HERSH: I think this is another example of putting an awful lot of pressure on the Iranian government. There's been a dramatic increase in kinetic events and chaos inside of Iran. Almost every other day, there's another story in the Iranian press -- I write about this in the article, too -- about things blowing up, et cetera, et cetera. It looks like things are falling apart, a little bit. And the central government certainly has more trouble.
And I think the goal of this operation, this incredible operation, with all this money -- and, by the way, it's the Democrats in Congress who basically looked the other way and said, take the money and run. They did not stop this money, the leadership that I'm talking about, the Democratic leadership.

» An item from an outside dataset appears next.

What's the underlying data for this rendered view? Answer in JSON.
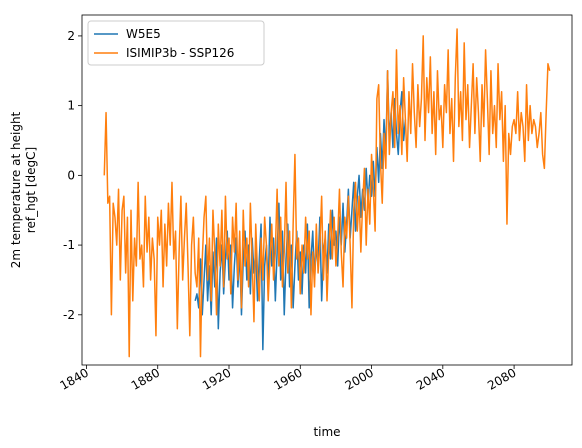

So, basically, my guess is that -- I don't think we can safely say that any military action is off the table, no matter what happens. And that's -- as I say, I wish I'm going to be wrong about all that, but this is really, sort of, an amazing development.
CROWLEY: Absolutely. I want to read a graph out of your book because it goes to the oversight of the Democrats you just mentioned. [snip] "'The oversight process has not kept pace -- it's been co-opted by the administration,' the person familiar with the contents of the findings said. 'The process is broken and this is dangerous stuff we're authorizing.'"
Tell me, first, what your sources say is so dangerous about this?
HERSH: The president has to give a finding on covert action, any action that's covert. In other words, when CIA goes in some place, if they get caught, there could be spies.
So he has to tell the Congress about it. And the military simply is -- the president, since 9/11, has decided anything we do militarily, we don't have to tell anybody in Congress about.
Guest host Candy Crowley brings on Iraq Ambassador Ryan Crocker to officially deny that any cross border operations have taken place, but Hersh points out that Crocker may not be in the loop--plausible deniability being the operative word.
That is simply a reality, that when you run secret operations, if you're not telling the commander, the military commander of the Central Command, who is supposedly running the country -- you may not tell the ambassador everything. Sometimes it's better not to have the ambassador know.